After Gloria rides Splash Mountain, Jay suggests to her that her choice of shoe is getting to her, which she aggressively dismisses. Later, Jay buys her comfortable slippers and suggests that constantly wearing uncomfortable shoes makes her irritable, to which she agrees it may be true and is grateful to be able to walk the rest of the day without pain. Mitchell, worried about being judged, unhooks Lily's child leash and she immediately runs off but Jay catches her and purchases her child-sized high-heeled shoes, rendering her unable to run away, much to Mitchell's and Cameron's relief.

Throughout the day, Manny works on his school project over the phone during his family's outing to the theme park, with his friend and classmate, Reuben, on the other line. While riding Dumbo the Flying Elephant, Gloria tells Manny to stop caring so much about his school project and instead enjoy his day in the park.

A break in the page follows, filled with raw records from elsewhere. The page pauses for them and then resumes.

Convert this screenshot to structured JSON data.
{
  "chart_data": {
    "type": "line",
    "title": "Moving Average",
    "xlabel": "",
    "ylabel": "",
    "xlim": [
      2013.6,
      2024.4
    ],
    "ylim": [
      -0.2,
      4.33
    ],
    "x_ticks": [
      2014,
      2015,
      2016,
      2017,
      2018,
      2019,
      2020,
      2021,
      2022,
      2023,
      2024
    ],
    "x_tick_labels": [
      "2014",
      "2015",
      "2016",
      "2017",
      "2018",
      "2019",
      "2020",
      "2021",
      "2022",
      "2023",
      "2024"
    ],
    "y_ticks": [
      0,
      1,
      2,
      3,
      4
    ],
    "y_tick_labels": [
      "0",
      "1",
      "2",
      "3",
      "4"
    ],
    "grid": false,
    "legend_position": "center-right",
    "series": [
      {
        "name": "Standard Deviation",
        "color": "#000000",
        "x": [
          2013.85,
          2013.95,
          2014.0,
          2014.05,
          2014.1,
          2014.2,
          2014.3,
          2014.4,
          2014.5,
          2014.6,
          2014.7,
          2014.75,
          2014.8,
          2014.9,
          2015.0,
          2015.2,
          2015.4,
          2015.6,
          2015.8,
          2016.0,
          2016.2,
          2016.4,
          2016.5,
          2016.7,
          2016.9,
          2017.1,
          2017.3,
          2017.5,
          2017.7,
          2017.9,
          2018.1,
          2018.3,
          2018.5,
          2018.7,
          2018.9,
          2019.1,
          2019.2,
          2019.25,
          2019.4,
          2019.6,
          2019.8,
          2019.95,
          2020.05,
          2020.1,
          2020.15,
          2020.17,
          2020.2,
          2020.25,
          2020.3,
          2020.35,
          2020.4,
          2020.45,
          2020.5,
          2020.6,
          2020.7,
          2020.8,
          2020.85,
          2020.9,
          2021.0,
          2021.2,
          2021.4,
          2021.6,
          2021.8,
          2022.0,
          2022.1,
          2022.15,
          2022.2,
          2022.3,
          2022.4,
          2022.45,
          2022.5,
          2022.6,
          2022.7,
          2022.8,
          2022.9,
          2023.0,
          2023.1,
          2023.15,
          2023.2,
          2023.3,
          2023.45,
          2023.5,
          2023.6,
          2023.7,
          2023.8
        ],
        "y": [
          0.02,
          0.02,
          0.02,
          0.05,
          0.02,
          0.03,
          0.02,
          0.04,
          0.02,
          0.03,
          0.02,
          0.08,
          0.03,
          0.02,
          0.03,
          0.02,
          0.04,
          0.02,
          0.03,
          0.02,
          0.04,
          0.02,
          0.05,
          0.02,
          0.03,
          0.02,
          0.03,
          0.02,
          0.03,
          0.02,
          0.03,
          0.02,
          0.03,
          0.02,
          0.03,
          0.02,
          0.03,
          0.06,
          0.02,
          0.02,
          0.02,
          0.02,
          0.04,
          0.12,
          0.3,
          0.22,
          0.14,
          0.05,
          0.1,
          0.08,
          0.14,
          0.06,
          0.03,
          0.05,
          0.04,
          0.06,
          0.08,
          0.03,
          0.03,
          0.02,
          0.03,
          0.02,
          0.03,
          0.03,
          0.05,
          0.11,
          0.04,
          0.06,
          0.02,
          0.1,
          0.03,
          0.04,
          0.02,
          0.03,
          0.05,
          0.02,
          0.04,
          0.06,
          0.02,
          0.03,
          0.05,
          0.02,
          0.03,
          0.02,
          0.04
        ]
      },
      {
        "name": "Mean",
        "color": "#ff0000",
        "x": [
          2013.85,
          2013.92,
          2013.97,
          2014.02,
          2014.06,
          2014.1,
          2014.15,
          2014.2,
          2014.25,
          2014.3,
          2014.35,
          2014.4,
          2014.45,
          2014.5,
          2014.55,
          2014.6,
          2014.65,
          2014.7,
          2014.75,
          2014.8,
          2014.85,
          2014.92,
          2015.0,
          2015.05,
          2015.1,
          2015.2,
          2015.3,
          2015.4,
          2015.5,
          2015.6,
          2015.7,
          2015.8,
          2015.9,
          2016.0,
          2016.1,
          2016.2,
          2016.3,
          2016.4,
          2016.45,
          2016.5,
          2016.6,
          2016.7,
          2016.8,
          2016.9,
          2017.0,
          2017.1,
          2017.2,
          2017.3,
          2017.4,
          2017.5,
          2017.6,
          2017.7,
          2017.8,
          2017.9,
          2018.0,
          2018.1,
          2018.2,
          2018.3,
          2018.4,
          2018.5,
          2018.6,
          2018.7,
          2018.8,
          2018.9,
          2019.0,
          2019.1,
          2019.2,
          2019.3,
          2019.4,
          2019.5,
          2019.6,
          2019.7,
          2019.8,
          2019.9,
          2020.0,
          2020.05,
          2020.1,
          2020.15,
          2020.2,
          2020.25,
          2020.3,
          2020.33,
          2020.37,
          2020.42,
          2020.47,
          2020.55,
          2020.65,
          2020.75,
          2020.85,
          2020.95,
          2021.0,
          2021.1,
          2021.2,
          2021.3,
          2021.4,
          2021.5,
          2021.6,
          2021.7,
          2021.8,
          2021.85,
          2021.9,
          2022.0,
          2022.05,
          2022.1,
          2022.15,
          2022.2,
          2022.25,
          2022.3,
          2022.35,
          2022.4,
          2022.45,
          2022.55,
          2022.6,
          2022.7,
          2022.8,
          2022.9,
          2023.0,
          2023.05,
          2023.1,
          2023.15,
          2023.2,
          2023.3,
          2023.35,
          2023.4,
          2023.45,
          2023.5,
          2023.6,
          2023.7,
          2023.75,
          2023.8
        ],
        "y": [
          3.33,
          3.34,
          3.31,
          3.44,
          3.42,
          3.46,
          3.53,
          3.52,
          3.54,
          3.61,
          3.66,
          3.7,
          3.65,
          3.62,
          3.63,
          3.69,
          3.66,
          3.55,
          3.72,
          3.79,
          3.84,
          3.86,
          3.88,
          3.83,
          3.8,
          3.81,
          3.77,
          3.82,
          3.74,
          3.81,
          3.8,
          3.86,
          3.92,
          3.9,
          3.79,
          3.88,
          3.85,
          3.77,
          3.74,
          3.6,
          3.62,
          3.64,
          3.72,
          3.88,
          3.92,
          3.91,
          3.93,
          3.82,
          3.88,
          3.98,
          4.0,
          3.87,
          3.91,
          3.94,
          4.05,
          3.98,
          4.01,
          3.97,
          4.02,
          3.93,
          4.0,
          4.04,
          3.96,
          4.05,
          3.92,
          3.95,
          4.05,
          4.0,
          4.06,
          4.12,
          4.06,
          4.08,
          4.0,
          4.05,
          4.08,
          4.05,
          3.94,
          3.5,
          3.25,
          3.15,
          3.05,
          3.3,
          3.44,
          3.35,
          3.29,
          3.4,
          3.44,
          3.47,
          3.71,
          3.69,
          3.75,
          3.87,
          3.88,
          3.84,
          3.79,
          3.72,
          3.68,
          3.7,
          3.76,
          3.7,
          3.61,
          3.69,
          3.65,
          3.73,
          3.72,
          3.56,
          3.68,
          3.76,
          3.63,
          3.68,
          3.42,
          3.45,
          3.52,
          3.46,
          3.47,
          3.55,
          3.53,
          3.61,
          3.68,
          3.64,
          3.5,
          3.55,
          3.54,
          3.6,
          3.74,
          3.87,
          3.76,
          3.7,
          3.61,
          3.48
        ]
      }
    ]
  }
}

The episode ends with the family watching Great Moments with Mr. Lincoln as Jay reflects how he once took Claire and Mitchell to Disneyland after a fight with his then-wife, and the mother of their children, Dede. He had initially planned to end his marriage that night, but instead stuck it out for Claire and Mitchell, exclaiming the universe rewarded him with meeting Gloria.

==Reception==

===Ratings===
In its original American broadcast, "Disneyland" was watched by 10.58 million viewers; up 0.52 million from the previous episode. It also acquired a 4.4/12 rating share in the 18-49 demographic group.

===Reviews===

Donna Bowman of The A.V. Club gave a B grade to the episode. She said "this wasn’t the funniest episode bow to stern", but she "found it charming".

Leigh Raines of TV Fanatic gave a 4.5/5 grade and said "the most touching thing about this episode was when Jay revealed why he loved the Abraham Lincoln robotic show. It wasn't because of the show, the performance itself it probably a little dull. But it made him realize that he needed to put his kids first. Jay isn't very expressive about his feelings, so it was nice when he opened up about his love for Claire and Mitchell."

Christine N. Ziemba of Paste Magazine rated the episode with 8/10 and said: "pushing that marketing angle aside, 'Disneyland' turned out to be a decent episode, faring much better than the past two offerings, with better integration of stories and more laughs—which is always great for a sitcom."

Michael Adams of 411mania rated the episode with 9/10 saying that he loved the episode. "It's so great to see the show do things like this. I thought the Hawaiian vacation the family took at the end of season 1 was one of the best episodes over the course of the 3 seasons, however, this vacation is by far the superior one."